Case 14 – Restless Driver

Case #14: Restless Driver
Author: Michael Gottlieb, MD
Peer Reviewer: Jenny Lu, MD

A 51 year old male truck driver with past medical history of hypertension, diabetes, and hyperlipidemia presents with palpitations and insomnia for the past 2 days. He presented to the local ED while driving cross-country delivering packages. He notes that the palpitations began about two days ago and that the subsequent night, he felt anxious and was unable to sleep. He notes mild nausea, but his review of systems is otherwise negative. He currently takes Nifedipine, HCTZ, Metformin, Glipizide, and Simvastatin. He drinks 2-3 “small” cups of coffee/day, smokes ¼ pack of cigarettes/day, and denies alcohol or illicit drug use. His physical exam is significant only for mild tremors and a tachycardia with regular rhythm.

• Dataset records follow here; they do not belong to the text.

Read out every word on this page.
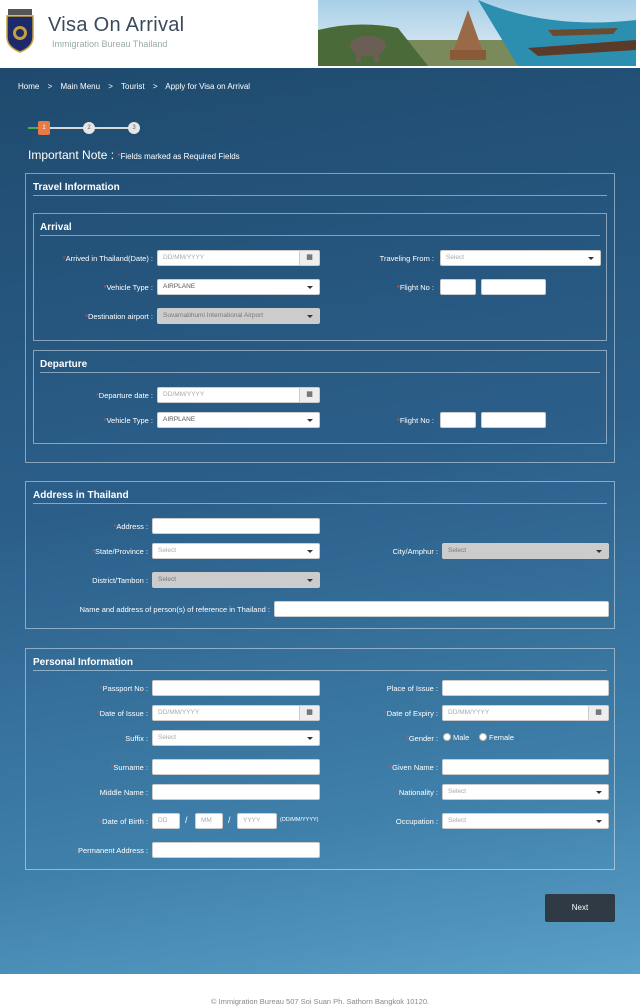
Visa On Arrival
Immigration Bureau Thailand
Home > Main Menu > Tourist > Apply for Visa on Arrival
1	2	3
Important Note : *Fields marked as Required Fields
Travel Information
Arrival
*Arrived in Thailand(Date) :	DD/MM/YYYY	▦	Traveling From :	Select
*Vehicle Type :	AIRPLANE	*Flight No :
*Destination airport :	Suvarnabhumi International Airport
Departure
*Departure date :	DD/MM/YYYY	▦
*Vehicle Type :	AIRPLANE	*Flight No :
Address in Thailand
*Address :
*State/Province :	Select	City/Amphur :	Select
District/Tambon :	Select
Name and address of person(s) of reference in Thailand :
Personal Information
*Passport No :	Place of Issue :
*Date of Issue :	DD/MM/YYYY	▦	*Date of Expiry :	DD/MM/YYYY	▦
Suffix :	Select	*Gender : Male	Female
*Surname :	*Given Name :
Middle Name :	*Nationality :	Select
*Date of Birth :	DD	/	MM	/	YYYY	(DD/MM/YYYY)	Occupation :	Select
Permanent Address :
Next
© Immigration Bureau 507 Soi Suan Ph. Sathorn Bangkok 10120.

A CBC and BMP were sent from triage, which were within normal limits.

Vitals: Temp: 98.2, HR: 124, RR: 12, BP: 138/86, O2 sat: 98% on RA

What is the most likely etiology of this patient’s presentation?
What other clinical symptoms might you expect to see in a patient who has ingested excessive amounts of caffeine?
What is the initial treatment for this patient?
Just as you are leaving the room, the nurse informs you that the Theophylline level (mistakenly ordered from triage) came back elevated. The patient denies taking Theophylline at any time. How are Theophylline levels correlated with caffeine intake?
What is the disposition for these patients?


References:

Jabbar SB, Hanly MG. Fatal caffeine overdose: a case report and review of literature. Am J Forensic Med Pathol. 2013 Dec;34(4):321-4.

Smith A. Effects of caffeine on human behavior. Food Chem Toxicol. 2002 Sep;40(9):1243-55.